Good work on your drafts. Now I want you to do an analysis of your essay using the CRITO outline format below. You should probably be able to do it on a single page. Please let me have these by the end of next week.


Conclusion:  Begin by stating your central claim or thesis in the form of a declarative sentence (followed by a brief explanation of its terms, if necessary). Your conclusion (thesis) should be explicit and clear, substantive, particular, and the object of possible or actual reasoned debate.  It should be something you believe to be true, in which you have a genuine interest, and for which you think you can give compelling reasons. Often you won’t know exactly what your thesis is until you have written a very preliminary draft of the paper.

Reasons:  Summarize briefly each of the reasons (premises, evidence, examples...) you will muster in support of your conclusion. They should be collectively sufficient to convince a thoughtful reader of the truth (accuracy, credibility) of your thesis. State each one as a single, short, declarative sentence.

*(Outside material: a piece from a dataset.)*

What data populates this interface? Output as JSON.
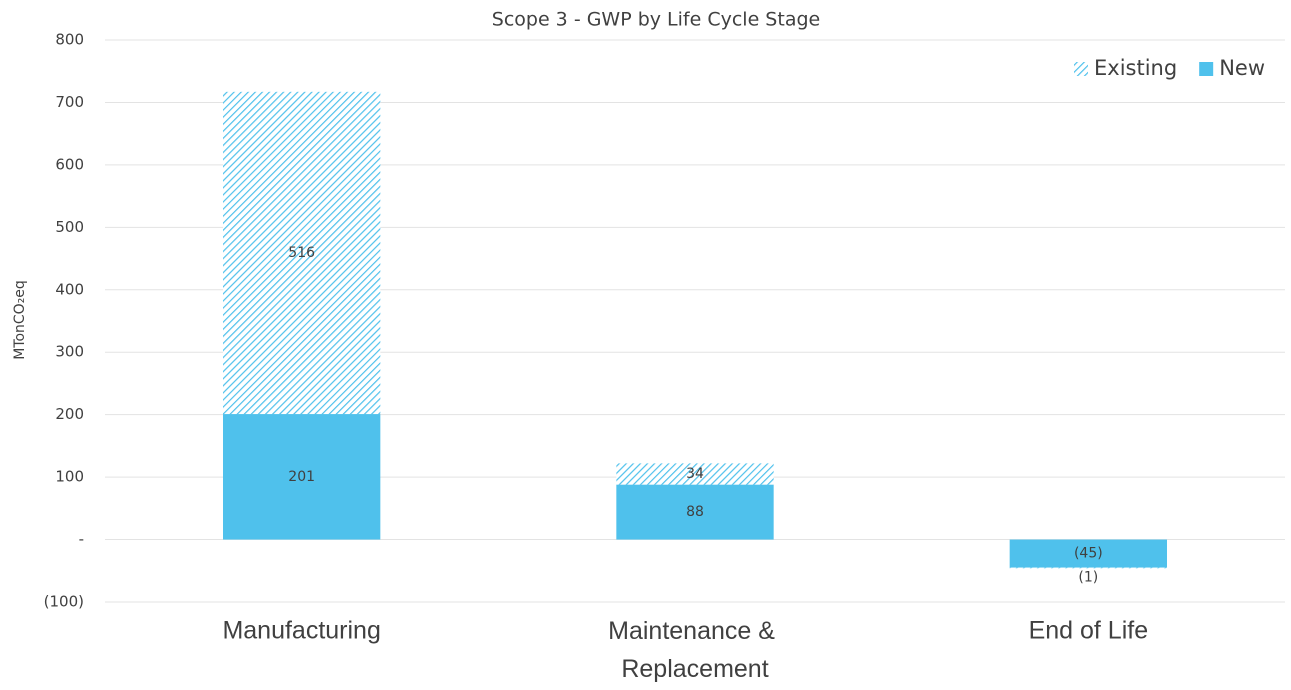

Inference:  Put the central argument of your essay into standard form (list each reason as a single statement, followed by the conclusion), so as to be certain that it is sufficient to constitute a valid deductive, or strong inductive, argument for your conclusion.

Truth:  Consider the probable truth or falsity of each of your reasons in turn, so as to assess the soundness (if deductive), or cogency (if inductive) of your central argument.

Objection:  As far as the argument proper is concerned, if you have satisfied C, R, I, and T, your work should be complete. However, it is possible (and in actual practice quite likely) that you have missed something: a different perspective from which some element of your argument may be wanting, or some crucial piece of overlooked evidence or interpretation. Therefore, it will strengthen your argument to give full and respectful consideration to the strongest possible objection you can raise to some aspect of your of it. Ask yourself: what if a reasonable and intelligent person thought your conclusion, or one of your reasons, or the inference itself, had somehow missed the mark?

After presenting the strongest possible objection to your argument and according it serious consideration by developing it fully and sympathetically, respond to it as completely and respectfully as you can. It is better to acknowledge that you cannot definitively answer an objection than to attempt to deny or avoid its force.